Evyn jumped up on the bulwark and dove over the side.
Chapter Eighteen
The world spun crazily upside down. The light flickered rapidly and finally blinked out and all that was left was cold. Only pain and blood-stopping cold. Unseen hands dragged Wes deeper beneath the icy mantle, into a blackness that extinguished the last glimmer of illumination. Instinctively, she held her breath, struggling to orient herself in the surreal landscape of shock and panic. Her left arm wouldn’t obey her. She kicked and flailed but her water-filled boots and sodden jeans weighed her down. Up and down held no meaning—she revolved in a world without substance. Her animal brain fled from the freezing darkness, away from the primeval terror engulfing her. Primitive reflexes kicked in, and she fought to return to the last place she’d felt light and heat. The surface.

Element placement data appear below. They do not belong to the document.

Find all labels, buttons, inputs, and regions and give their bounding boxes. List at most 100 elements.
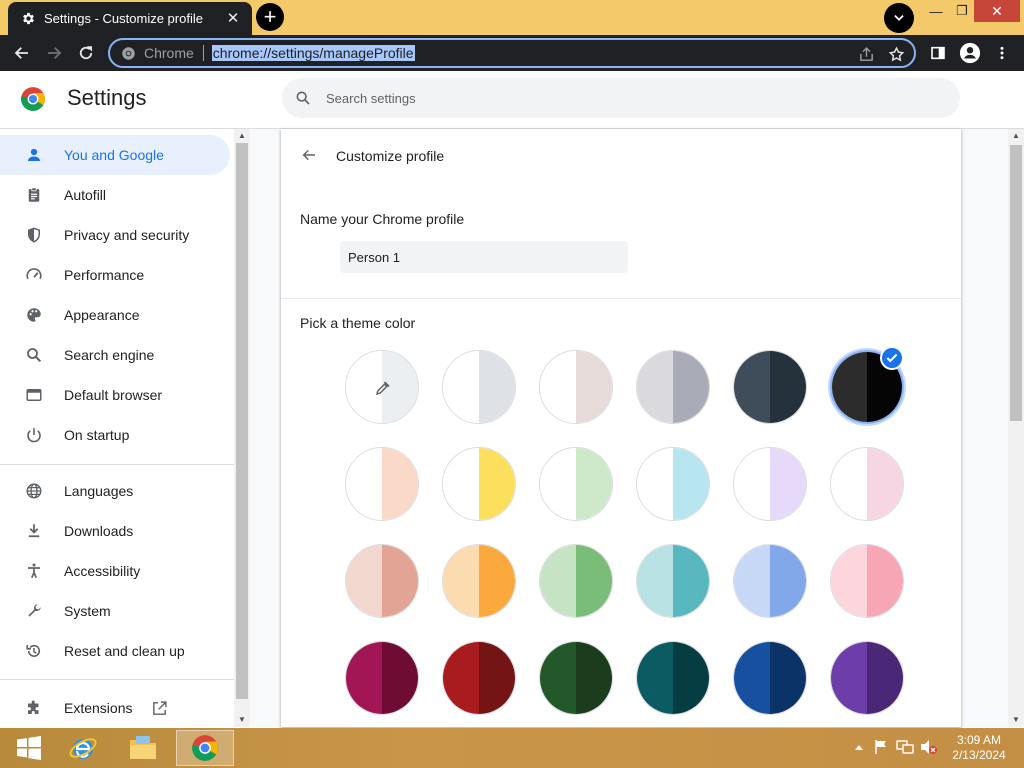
theme-swatch-teal[interactable] xyxy=(636,544,710,618)
minimize-button[interactable]: — xyxy=(922,0,950,22)
page-title: Settings xyxy=(67,85,147,110)
tray-chevron-up-icon[interactable] xyxy=(850,738,868,756)
accessibility-icon xyxy=(24,561,44,581)
main-scroll-thumb[interactable] xyxy=(1010,145,1022,421)
swatch-left-half xyxy=(443,642,479,714)
scroll-up-arrow-icon[interactable]: ▲ xyxy=(234,129,250,143)
theme-swatch-dark-slate[interactable] xyxy=(733,350,807,424)
swatch-left-half xyxy=(346,642,382,714)
card-header: Customize profile xyxy=(281,129,961,181)
tab-search-button[interactable] xyxy=(884,3,914,33)
swatch-right-half xyxy=(576,448,612,520)
profile-name-input[interactable] xyxy=(340,241,628,273)
sidebar-item-system[interactable]: System xyxy=(0,591,230,631)
sidebar-item-performance[interactable]: Performance xyxy=(0,255,230,295)
speedometer-icon xyxy=(24,265,44,285)
start-button[interactable] xyxy=(0,730,58,766)
profile-button[interactable] xyxy=(956,39,984,67)
sidebar-item-autofill[interactable]: Autofill xyxy=(0,175,230,215)
close-window-button[interactable]: ✕ xyxy=(974,0,1020,22)
sidebar-item-accessibility[interactable]: Accessibility xyxy=(0,551,230,591)
folder-icon xyxy=(130,736,156,759)
power-icon xyxy=(24,425,44,445)
sidebar-item-you-and-google[interactable]: You and Google xyxy=(0,135,230,175)
swatch-right-half xyxy=(479,351,515,423)
theme-swatch-default[interactable] xyxy=(442,350,516,424)
theme-swatch-green-dark[interactable] xyxy=(539,641,613,715)
sidebar-item-languages[interactable]: Languages xyxy=(0,471,230,511)
taskbar-chrome[interactable] xyxy=(176,730,234,766)
sidebar-item-default-browser[interactable]: Default browser xyxy=(0,375,230,415)
volume-muted-icon[interactable] xyxy=(920,738,938,756)
sidebar-item-extensions[interactable]: Extensions xyxy=(0,688,230,727)
theme-swatch-blue-dark[interactable] xyxy=(733,641,807,715)
theme-swatch-custom[interactable] xyxy=(345,350,419,424)
taskbar-internet-explorer[interactable] xyxy=(54,730,112,766)
reload-button[interactable] xyxy=(72,39,100,67)
tab-close-icon[interactable]: ✕ xyxy=(224,10,242,28)
swatch-left-half xyxy=(443,448,479,520)
theme-swatch-purple-dark[interactable] xyxy=(830,641,904,715)
sidebar-scroll-thumb[interactable] xyxy=(236,143,248,699)
scroll-down-arrow-icon[interactable]: ▼ xyxy=(234,713,250,727)
sidebar-item-on-startup[interactable]: On startup xyxy=(0,415,230,455)
sidebar-item-label: System xyxy=(64,603,111,619)
bookmark-star-icon[interactable] xyxy=(886,44,906,64)
theme-swatch-orange[interactable] xyxy=(442,544,516,618)
card-title: Customize profile xyxy=(336,148,445,164)
theme-swatch-peach-light[interactable] xyxy=(345,447,419,521)
theme-swatch-rose[interactable] xyxy=(345,544,419,618)
theme-swatch-magenta-dark[interactable] xyxy=(345,641,419,715)
swatch-right-half xyxy=(479,448,515,520)
theme-swatch-grey[interactable] xyxy=(636,350,710,424)
theme-swatch-pink-light[interactable] xyxy=(830,447,904,521)
arrow-left-icon xyxy=(14,47,28,59)
theme-swatch-teal-dark[interactable] xyxy=(636,641,710,715)
search-input[interactable] xyxy=(326,90,926,106)
share-icon[interactable] xyxy=(856,44,876,64)
clock-date: 2/13/2024 xyxy=(952,748,1006,762)
scroll-down-arrow-icon[interactable]: ▼ xyxy=(1008,713,1024,727)
sidebar-item-privacy[interactable]: Privacy and security xyxy=(0,215,230,255)
swatch-right-half xyxy=(576,545,612,617)
flag-icon[interactable] xyxy=(872,738,890,756)
menu-button[interactable] xyxy=(988,39,1016,67)
back-button[interactable] xyxy=(8,39,36,67)
restore-button[interactable]: ❐ xyxy=(950,0,974,22)
theme-swatch-red-dark[interactable] xyxy=(442,641,516,715)
theme-swatch-blue[interactable] xyxy=(733,544,807,618)
sidebar-item-label: Accessibility xyxy=(64,563,141,579)
forward-button[interactable] xyxy=(40,39,68,67)
sidebar-item-downloads[interactable]: Downloads xyxy=(0,511,230,551)
theme-swatch-yellow-light[interactable] xyxy=(442,447,516,521)
swatch-right-half xyxy=(673,351,709,423)
scroll-up-arrow-icon[interactable]: ▲ xyxy=(1008,129,1024,143)
sidebar-scrollbar[interactable]: ▲ ▼ xyxy=(234,129,250,727)
network-icon[interactable] xyxy=(896,738,914,756)
theme-swatch-pink[interactable] xyxy=(830,544,904,618)
back-arrow-button[interactable] xyxy=(297,143,321,167)
new-tab-button[interactable]: + xyxy=(256,3,284,31)
swatch-left-half xyxy=(443,545,479,617)
theme-swatch-lavender-light[interactable] xyxy=(733,447,807,521)
side-panel-button[interactable] xyxy=(924,39,952,67)
theme-swatch-cyan-light[interactable] xyxy=(636,447,710,521)
theme-swatch-light-warm-grey[interactable] xyxy=(539,350,613,424)
sidebar-item-appearance[interactable]: Appearance xyxy=(0,295,230,335)
tab-title: Settings - Customize profile xyxy=(44,11,203,26)
sidebar-item-reset[interactable]: Reset and clean up xyxy=(0,631,230,671)
swatch-right-half xyxy=(867,642,903,714)
sidebar-item-search-engine[interactable]: Search engine xyxy=(0,335,230,375)
taskbar-file-explorer[interactable] xyxy=(114,730,172,766)
swatch-left-half xyxy=(637,545,673,617)
palette-icon xyxy=(24,305,44,325)
main-scrollbar[interactable]: ▲ ▼ xyxy=(1008,129,1024,727)
theme-swatch-green[interactable] xyxy=(539,544,613,618)
tab-settings[interactable]: Settings - Customize profile ✕ xyxy=(8,2,252,35)
url-text[interactable]: chrome://settings/manageProfile xyxy=(211,45,415,61)
theme-swatch-green-light[interactable] xyxy=(539,447,613,521)
swatch-right-half xyxy=(673,642,709,714)
taskbar-clock[interactable]: 3:09 AM 2/13/2024 xyxy=(946,733,1012,763)
address-bar[interactable]: Chrome chrome://settings/manageProfile xyxy=(108,38,916,68)
search-settings-box[interactable] xyxy=(282,78,960,118)
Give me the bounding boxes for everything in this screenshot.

She struggled upward, her chest burning, the pain so huge she hungered to suck in air to soothe the flames. She clamped her teeth shut, finally recognizing the water that entombed her, water that would provide no air, only sudden and swift death. With only her right arm and her clumsy legs to power her, she flailed and kicked and writhed her way toward the shimmer of light penetrating the gloom. Despair squeezed her throat closed.